Friends of Chopin
All Saints Church,
Ainslie 19 February
Reviewed by Len Power
As well as celebrating composer, Fryderyk Chopin’s, birthday, the Friends of Chopin were celebrating their return after three years of hibernation due to Covid. Their program of works by Mozart and, of course, Chopin included a new work commissioned three years ago from pianist, Penelope Thwaites. There were three high calibre performers, including Thwaites herself, Kirsten Williams, violin, and Patrick Suthers, cello. It really was a celebration to the power of ”3”.
Kirsten Williams (piano), Penelope Thwaites (piano) and Patrick Suthers (cello)
Penelope Thwaites then played Chopin’s Ballade No. 2 in F Major. Composed in 1839, the quiet opening passages led into a dramatic section full of emotion and then subsided into a delicate and sensitive ending. Thwaites played it superbly.

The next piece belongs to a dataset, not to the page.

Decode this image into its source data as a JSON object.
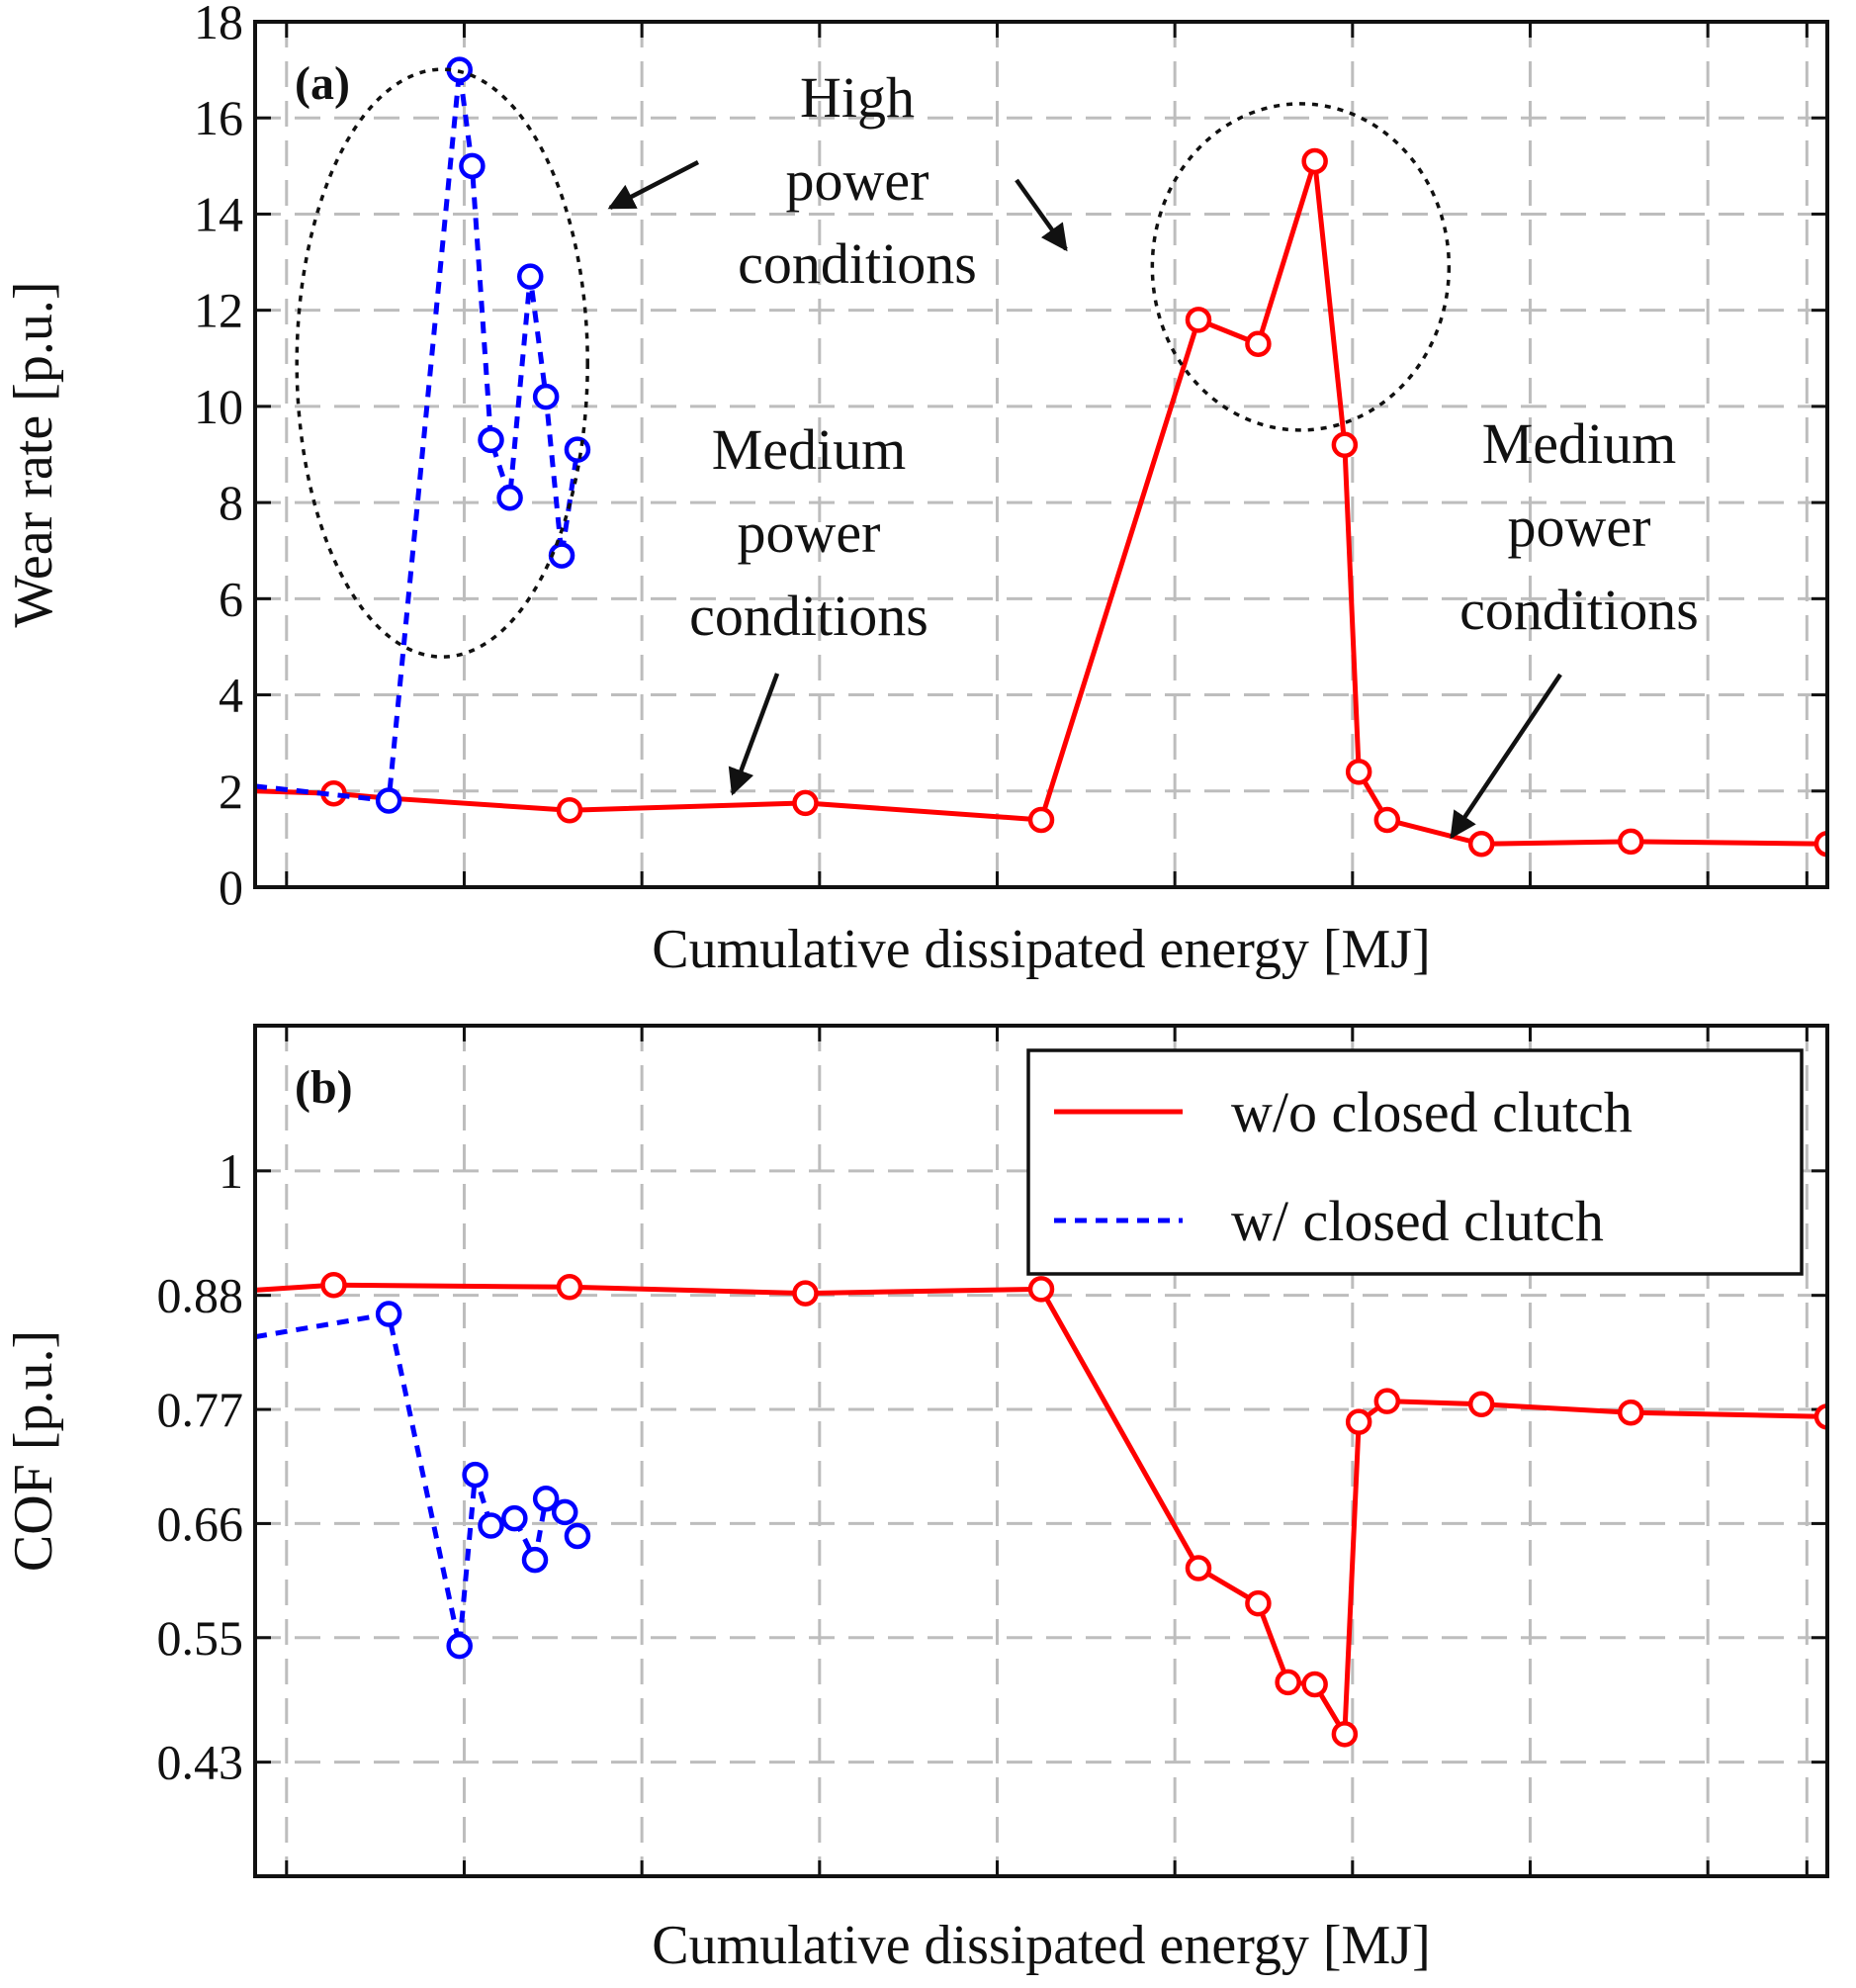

Elements of this ballade and music from the ballet “Les Sylphides” inspired Thwaites’ writing of the commissioned work “Mazurka: Au Tombeau de Chopin”. Her skilful composing produced a highly satisfying work that started quietly with the cello and led into a dramatic passionate dance full of emotion. It ended as quietly as it had begun. This memorable work proved to be the highlight of the concert.
The final work presented was Chopin’s Piano Trio In G minor. Published in 1829, it was the first time Chopin included a violin in his work. It starts dramatically and has a beautiful third movement full of emotion leading to an ending full of brightness. Played very well by the trio, it was the perfect end to a fine concert.